My early years: 1927-1944
With each new stirring, we never know
the impact on us as we grow.
I was the last of nine children. I was born on May 20, 1927, in Chambersburg, PA. My parents were Adam and Nellie Ausherman Knepper. In birth order we were Robert, Paul, Ruth (Hess), Charles, John, Lewis, Abner, Joseph, and me. With a stretch of five boys before I arrived, a girl must have been a surprise. My parents were both forty-five years old, and my father remarked at my birth, “This one is to take care of us in our old age.” I was named Miriam Naomi Knepper. Of the many nicknames my siblings called me, Mim is the one by which I am still casually known.

My earliest memory is of a family event when I was two years old. My oldest brother Robert and his bride, Mae, had returned from their honeymoon in Florida. My family was all gathered in the dining room of the old farmhouse eagerly listening to the details of their trip. Then the newlyweds started to hand out presents from their luggage for the young ones of the family. I don’t remember what my brothers received, but mine was a doll nicely displayed in its wrappings. I just stood there looking at it in the box. The sight of that twelve-inch doll was so overwhelming for me, a shy two-year-old, that I had to be told to take it out of the box. More important than what the doll wore, which I don’t remember, was the name that came with her, Flossie Flirt.

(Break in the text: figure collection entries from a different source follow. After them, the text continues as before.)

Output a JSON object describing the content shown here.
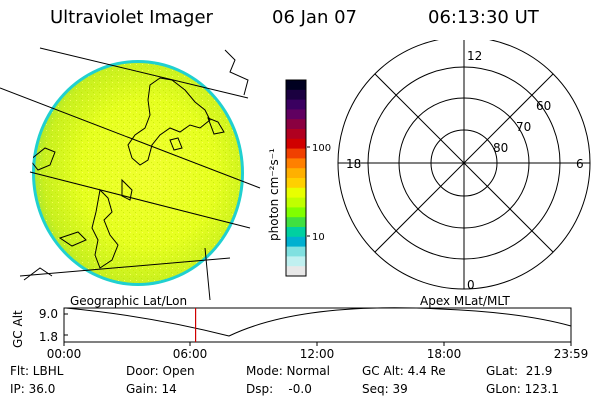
{
  "header": {
    "title": "Ultraviolet Imager",
    "date": "06 Jan 07",
    "time": "06:13:30 UT"
  },
  "geo_panel": {
    "label": "Geographic Lat/Lon"
  },
  "colorbar": {
    "unit_label": "photon cm⁻²s⁻¹",
    "ticks": [
      "100",
      "10"
    ],
    "colors": [
      "#000020",
      "#1a0040",
      "#3a0060",
      "#600060",
      "#8a0040",
      "#b00020",
      "#d00000",
      "#f04000",
      "#ff8000",
      "#ffb000",
      "#ffd000",
      "#e8ff00",
      "#c0ff00",
      "#80ff00",
      "#40e040",
      "#00d0a0",
      "#00b0d0",
      "#80e0e0",
      "#c0f0f0",
      "#e8e8e8"
    ]
  },
  "polar_panel": {
    "label": "Apex MLat/MLT",
    "mlt_labels": {
      "top": "12",
      "left": "18",
      "right": "6",
      "bottom": "0"
    },
    "lat_labels": [
      "60",
      "70",
      "80"
    ]
  },
  "altitude_plot": {
    "y_axis_label": "GC Alt",
    "y_ticks": [
      "9.0",
      "1.8"
    ],
    "x_ticks": [
      "00:00",
      "06:00",
      "12:00",
      "18:00",
      "23:59"
    ],
    "marker_color": "#d00000",
    "marker_time_hours": 6.225
  },
  "status": {
    "flt": "Flt: LBHL",
    "ip": "IP: 36.0",
    "door": "Door: Open",
    "gain": "Gain: 14",
    "mode": "Mode: Normal",
    "dsp": "Dsp:    -0.0",
    "gc_alt": "GC Alt: 4.4 Re",
    "seq": "Seq: 39",
    "glat": "GLat:  21.9",
    "glon": "GLon: 123.1"
  }
}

Sometime later, the visiting evangelist came to our house for dinner. Giving attention to the little girl in the family, he asked me, “What is your dolly’s name?” I brightly said, “Flossie Flirt.” Of course, he laughed but my mother tried to shush me. I did not know why she did that. The name seemed all right to me before; it must have meant something I didn’t know about. Later, I remember I had another doll that my teenaged sister dressed to look like her name, Red Riding Hood.